Direktur Eksekutif Walhi Kalimantan Timur (Kaltim), Fatur Roziqin Fen, menceritakan salah satu bentuk contoh kasusnya. Fatur menuturkan, awal Juli 2024, pihaknya menerima informasi yang menyakitkan hati bahwa Polda Kaltim meningkatkan status laporan terhadap warga yang berkonflik dengan perusahaan kayu di kawasan IKN.
Perusahaan ini, kata dia, terafiliasi dengan salah satu kerabat pejabat negara. Perusahaan tersebut melaporkan belasan warga Desa Telemow, Sepaku, dengan tudingan menyerobot lahan HGB milik korporasi kayu yang sebetulnya berada di kawasan warga.
“Polda Kaltim telah meningkatkan status laporan tersebut menjadi penyidikan. Artinya telah ditetapkan tersangka, setidaknya ada dua warga Telemow yang menerima surat tembusan yang ditujukan ke Kejaksaan,” ujar Fatur kepada Tirto, Selasa.
Insentif bagi para investor di kawasan IKN memang terbilang fantastis. Perpres Nomor 75/2024 menegaskan, investor bisa menikmati satu siklus pertama HGU selama 95 tahun. Setelah lima tahun siklus pertama, pelaku usaha bisa mendapatkan siklus kedua, 95 tahun berikutnya. Dengan demikian, pelaku usaha atau investor memperoleh HGU paling lama 190 tahun.

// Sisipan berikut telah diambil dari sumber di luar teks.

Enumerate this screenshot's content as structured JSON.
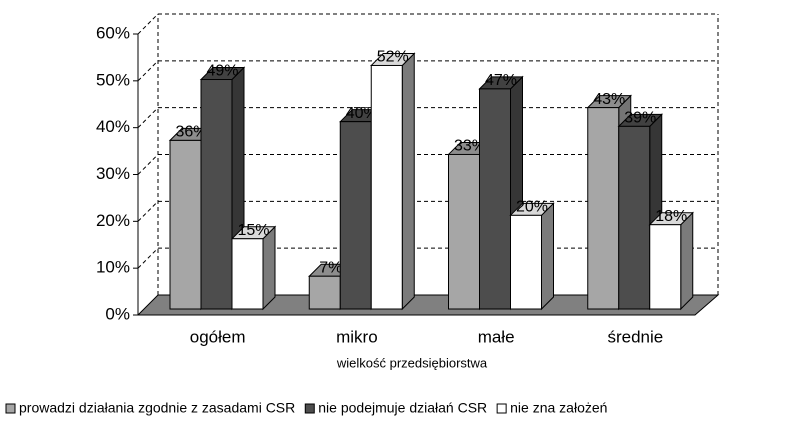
{
  "chart_data": {
    "type": "bar3d",
    "categories": [
      "ogółem",
      "mikro",
      "małe",
      "średnie"
    ],
    "x_label": "wielkość przedsiębiorstwa",
    "series": [
      {
        "name": "prowadzi działania zgodnie z zasadami CSR",
        "color": "#a6a6a6",
        "values": [
          36,
          7,
          33,
          43
        ],
        "value_labels": [
          "36%",
          "7%",
          "33%",
          "43%"
        ]
      },
      {
        "name": "nie podejmuje działań CSR",
        "color": "#4d4d4d",
        "values": [
          49,
          40,
          47,
          39
        ],
        "value_labels": [
          "49%",
          "40%",
          "47%",
          "39%"
        ]
      },
      {
        "name": "nie zna założeń",
        "color": "#ffffff",
        "values": [
          15,
          52,
          20,
          18
        ],
        "value_labels": [
          "15%",
          "52%",
          "20%",
          "18%"
        ]
      }
    ],
    "ylim": [
      0,
      60
    ],
    "yticks": [
      {
        "value": 0,
        "label": "0%"
      },
      {
        "value": 10,
        "label": "10%"
      },
      {
        "value": 20,
        "label": "20%"
      },
      {
        "value": 30,
        "label": "30%"
      },
      {
        "value": 40,
        "label": "40%"
      },
      {
        "value": 50,
        "label": "50%"
      },
      {
        "value": 60,
        "label": "60%"
      }
    ],
    "grid": true,
    "legend": "bottom"
  }
}
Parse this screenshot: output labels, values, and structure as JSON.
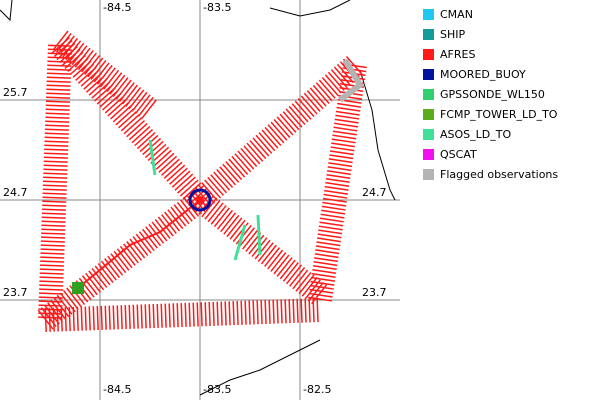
{
  "axes": {
    "top_labels": [
      "-84.5",
      "-83.5"
    ],
    "bottom_labels": [
      "-84.5",
      "-83.5",
      "-82.5"
    ],
    "left_labels": [
      "25.7",
      "24.7",
      "23.7"
    ],
    "right_labels": [
      "24.7",
      "23.7"
    ]
  },
  "legend": [
    {
      "label": "CMAN",
      "color": "#1ec8f0"
    },
    {
      "label": "SHIP",
      "color": "#139a9a"
    },
    {
      "label": "AFRES",
      "color": "#ff1a1a"
    },
    {
      "label": "MOORED_BUOY",
      "color": "#0014a0"
    },
    {
      "label": "GPSSONDE_WL150",
      "color": "#30d070"
    },
    {
      "label": "FCMP_TOWER_LD_TO",
      "color": "#5aac1e"
    },
    {
      "label": "ASOS_LD_TO",
      "color": "#40e098"
    },
    {
      "label": "QSCAT",
      "color": "#f010f0"
    },
    {
      "label": "Flagged observations",
      "color": "#b4b4b4"
    }
  ]
}
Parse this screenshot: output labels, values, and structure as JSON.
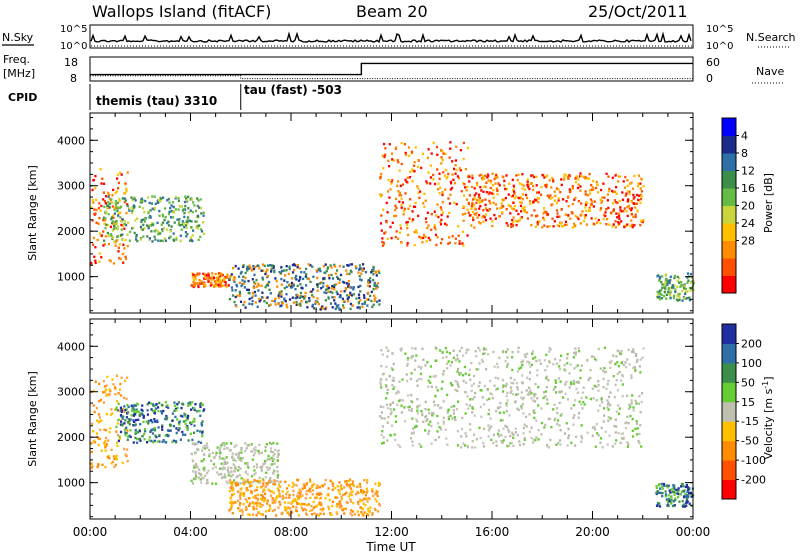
{
  "header": {
    "station": "Wallops Island (fitACF)",
    "beam": "Beam 20",
    "date": "25/Oct/2011"
  },
  "aux_panels": {
    "nsky_label": "N.Sky",
    "nsearch_label": "N.Search",
    "noise_ticks": [
      "10^5",
      "10^0"
    ],
    "freq_label_line1": "Freq.",
    "freq_label_line2": "[MHz]",
    "freq_ticks": [
      "18",
      "8"
    ],
    "nave_label": "Nave",
    "nave_ticks": [
      "60",
      "0"
    ],
    "cpid_label": "CPID",
    "cpid_segments": [
      {
        "name": "themis (tau) 3310",
        "start_hour": 0,
        "end_hour": 6
      },
      {
        "name": "tau (fast) -503",
        "start_hour": 6,
        "end_hour": 24
      }
    ],
    "freq_profile": [
      {
        "start_hour": 0,
        "end_hour": 6,
        "value_mhz": 10.2
      },
      {
        "start_hour": 6,
        "end_hour": 24,
        "value_mhz": 9.0
      }
    ],
    "nave_profile": [
      {
        "start_hour": 0,
        "end_hour": 10.8,
        "value": 16
      },
      {
        "start_hour": 10.8,
        "end_hour": 24,
        "value": 44
      }
    ]
  },
  "chart_data": [
    {
      "type": "heatmap",
      "title": "",
      "xlabel": "",
      "ylabel": "Slant Range [km]",
      "xlim_hours": [
        0,
        24
      ],
      "ylim_km": [
        200,
        4600
      ],
      "yticks": [
        1000,
        2000,
        3000,
        4000
      ],
      "colorbar": {
        "label": "Power [dB]",
        "ticks": [
          "4",
          "8",
          "12",
          "16",
          "20",
          "24",
          "28"
        ],
        "colors": [
          "#0000ff",
          "#1a2b8c",
          "#2e6fa6",
          "#3c8f4a",
          "#66bb44",
          "#c8d63c",
          "#ffc000",
          "#ff8c00",
          "#ff5000",
          "#ff0000"
        ]
      },
      "echo_regions": [
        {
          "start_hour": 0.0,
          "end_hour": 1.5,
          "range_from_km": 1300,
          "range_to_km": 3400,
          "level": "high"
        },
        {
          "start_hour": 0.5,
          "end_hour": 4.5,
          "range_from_km": 1800,
          "range_to_km": 2800,
          "level": "medium"
        },
        {
          "start_hour": 4.0,
          "end_hour": 5.5,
          "range_from_km": 800,
          "range_to_km": 1100,
          "level": "high"
        },
        {
          "start_hour": 5.5,
          "end_hour": 11.5,
          "range_from_km": 300,
          "range_to_km": 1300,
          "level": "low"
        },
        {
          "start_hour": 11.5,
          "end_hour": 15.0,
          "range_from_km": 1700,
          "range_to_km": 4000,
          "level": "high"
        },
        {
          "start_hour": 15.0,
          "end_hour": 22.0,
          "range_from_km": 2100,
          "range_to_km": 3300,
          "level": "high"
        },
        {
          "start_hour": 22.5,
          "end_hour": 24.0,
          "range_from_km": 500,
          "range_to_km": 1100,
          "level": "medium"
        }
      ]
    },
    {
      "type": "heatmap",
      "title": "",
      "xlabel": "Time UT",
      "ylabel": "Slant Range [km]",
      "xlim_hours": [
        0,
        24
      ],
      "ylim_km": [
        200,
        4600
      ],
      "xticks": [
        "00:00",
        "04:00",
        "08:00",
        "12:00",
        "16:00",
        "20:00",
        "00:00"
      ],
      "yticks": [
        1000,
        2000,
        3000,
        4000
      ],
      "colorbar": {
        "label": "Velocity [m s",
        "label_superscript": "-1",
        "label_close": "]",
        "ticks": [
          "200",
          "100",
          "50",
          "15",
          "-15",
          "-50",
          "-100",
          "-200"
        ],
        "colors": [
          "#1f2fa0",
          "#2e6fa6",
          "#3c8f4a",
          "#66cc33",
          "#c0c0b0",
          "#ffc000",
          "#ff8c00",
          "#ff5000",
          "#ff0000"
        ]
      },
      "echo_regions": [
        {
          "start_hour": 0.0,
          "end_hour": 1.5,
          "range_from_km": 1300,
          "range_to_km": 3400,
          "level": "negative"
        },
        {
          "start_hour": 1.0,
          "end_hour": 4.5,
          "range_from_km": 1900,
          "range_to_km": 2800,
          "level": "positive"
        },
        {
          "start_hour": 4.0,
          "end_hour": 7.5,
          "range_from_km": 1000,
          "range_to_km": 1900,
          "level": "near-zero"
        },
        {
          "start_hour": 5.5,
          "end_hour": 11.5,
          "range_from_km": 300,
          "range_to_km": 1100,
          "level": "negative"
        },
        {
          "start_hour": 11.5,
          "end_hour": 22.0,
          "range_from_km": 1800,
          "range_to_km": 4000,
          "level": "near-zero"
        },
        {
          "start_hour": 22.5,
          "end_hour": 24.0,
          "range_from_km": 500,
          "range_to_km": 1000,
          "level": "positive"
        }
      ]
    }
  ]
}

Untuk HGB dan hak pakai, durasi siklus pertama 80 tahun dan siklus kedua juga 80 tahun. Keduanya jika ditotal mencapai paling lama 160 tahun. Tak hanya itu, pemerintah menambah insentif para pelaku usaha pelopor di IKN dengan tarif pemanfaatan lahan yang dimulai dari Rp0 alias gratis.
Pelaku usaha pelopor dimaksud adalah investor yang membangun dalam jangka waktu lima tahun sejak Undang-Undang Nomor 21 Tahun 2023 tentang Perubahan atas UU No 3/2022 tentang IKN diberlakukan.

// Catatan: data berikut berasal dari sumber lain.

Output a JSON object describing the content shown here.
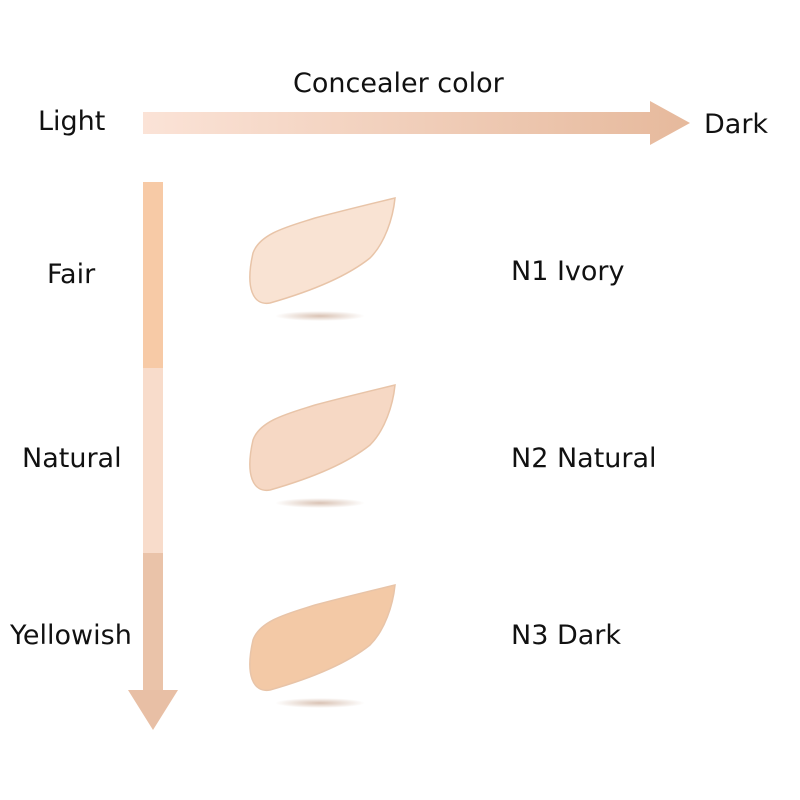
{
  "header": {
    "title": "Concealer color",
    "start_label": "Light",
    "end_label": "Dark"
  },
  "skin_tones": [
    {
      "label": "Fair",
      "color": "#f7caa6"
    },
    {
      "label": "Natural",
      "color": "#f8dccb"
    },
    {
      "label": "Yellowish",
      "color": "#eac3a9"
    }
  ],
  "shades": [
    {
      "name": "N1 Ivory",
      "color": "#f9e3d3"
    },
    {
      "name": "N2 Natural",
      "color": "#f6d8c4"
    },
    {
      "name": "N3 Dark",
      "color": "#f3c9a6"
    }
  ],
  "colors": {
    "arrow_start": "#fbe3d7",
    "arrow_end": "#e6b99c",
    "down_arrow_head": "#e8bfa5"
  }
}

Menteri AHY menyatakan berbagai insentif di IKN memang diniatkan untuk menarik investor. Selain itu, HGU dan HGB serta hak pakai yang panjang akan menjamin kepastian hukum bagi para pelaku usaha.
Fatur menilai dalam implementasinya ketentuan di atas akan menjadi hambatan bagi pemerintahan selanjutnya mengambil atau melakukan tindakan korektif terhadap HGU yang diberikan di IKN. Selain itu, jangka waktu panjang terhadap hak atas tanah yang lain tidak sesuai dengan ketentuan UU Pokok Agraria.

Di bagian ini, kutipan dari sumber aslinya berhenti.